Said Nielsen BookData Australia general manager Bianca Whiteley: ‘Although 2024 is a continued adjustment on record sales of recent years, Australian book buyers continue to turn to books as a source of information, escape and perhaps a great budget-friendly gift choice.’

Top 10 Australian Christmas bestsellers list*, 2024

  1. RecipeTin Eats: Tonight (Nagi Maehashi, Macmillan), 27,900 copies
  2. Bake with Brooki (Brooke Bellamy, Penguin), 14,585 copies
  3. The Voice Inside (John Farnham & Poppy Stockell, Hachette), 11,316 copies
  4. Big Jim Begins (Dog Man #13) (Dav Pilkey, Puffin), 11,306 copies
  5. Here One Moment (Liane Moriarty, Macmillan), 10,448 copies
  6. In Too Deep (Jack Reacher #29) (Lee Child & Andrew Child, Bantam), 9352 copies
  7. RecipeTin Eats: Dinner (Nagi Maehashi, Macmillan), 8748 copies
  8. Quicksilver (Callie Hart, Hodderscape), 7798 copies
  9. Guinness World Records 2025 (Guinness World Records), 7501 copies
  10. Hot Mess (Diary of a Wimpy Kid #19) (Jeff Kinney, Puffin), 6269 copies.

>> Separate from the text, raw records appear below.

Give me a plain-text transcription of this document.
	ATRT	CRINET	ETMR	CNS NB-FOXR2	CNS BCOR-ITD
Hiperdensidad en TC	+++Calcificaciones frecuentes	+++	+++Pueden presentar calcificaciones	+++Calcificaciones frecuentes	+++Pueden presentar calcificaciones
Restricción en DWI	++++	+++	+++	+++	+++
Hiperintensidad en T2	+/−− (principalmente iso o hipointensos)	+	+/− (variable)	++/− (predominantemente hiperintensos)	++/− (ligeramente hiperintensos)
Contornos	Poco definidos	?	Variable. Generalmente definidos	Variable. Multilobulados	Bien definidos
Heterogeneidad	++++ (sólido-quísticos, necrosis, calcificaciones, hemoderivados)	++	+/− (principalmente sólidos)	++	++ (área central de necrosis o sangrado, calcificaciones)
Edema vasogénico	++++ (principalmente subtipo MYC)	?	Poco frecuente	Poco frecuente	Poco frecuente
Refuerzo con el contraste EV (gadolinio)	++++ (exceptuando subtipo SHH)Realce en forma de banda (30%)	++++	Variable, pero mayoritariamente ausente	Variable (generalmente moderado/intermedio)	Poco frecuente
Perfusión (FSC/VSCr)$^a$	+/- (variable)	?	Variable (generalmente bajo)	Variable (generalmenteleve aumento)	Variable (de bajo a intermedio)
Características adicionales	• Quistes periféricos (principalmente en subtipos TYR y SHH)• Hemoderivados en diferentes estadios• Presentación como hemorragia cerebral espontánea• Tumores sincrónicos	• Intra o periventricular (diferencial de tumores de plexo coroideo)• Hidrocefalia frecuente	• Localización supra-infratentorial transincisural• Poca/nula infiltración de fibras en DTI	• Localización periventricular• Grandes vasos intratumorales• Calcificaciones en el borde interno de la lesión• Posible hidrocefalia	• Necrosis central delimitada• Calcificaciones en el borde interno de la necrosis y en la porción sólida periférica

Australian Christmas number-one bestsellers* in the past decade

  • 2024: RecipeTin Eats: Tonight (Nagi Maehashi, Macmillan)
  • 2023: Heartstopper Volume 5 (Alice Oseman, Hachette)
  • 2022: RecipeTin Eats: Dinner (Nagi Maehashi, Macmillan)
  • 2021: Apples Never Fall (Liane Moriarty, Macmillan)
  • 2020: A Promised Land (Barack Obama, Penguin)
  • 2019: Wrecking Ball (Diary of a Wimpy Kid #14) (Jeff Kinney, Puffin)
  • 2018: The Barefoot Investor (Scott Pape, Wiley)
  • 2017: 5 Ingredients (Jamie Oliver, Michael Joseph)
  • 2016: Double Down (Diary of a Wimpy Kid #11) (Jeff Kinney, Puffin)
  • 2015: Old School (Diary of a Wimpy Kid #10) (Jeff Kinney, Puffin)
  • 2014: The Long Haul (Diary of a Wimpy Kid #9) (Jeff Kinney, Puffin).

*Data sourced from Nielsen BookScan’s Australian Book Market panel, measuring print book sales in Australia through its defined panel. Weekly data is 8 to 14 December 2024. Year-to-date is 31 December 2023 to 14 December 2024.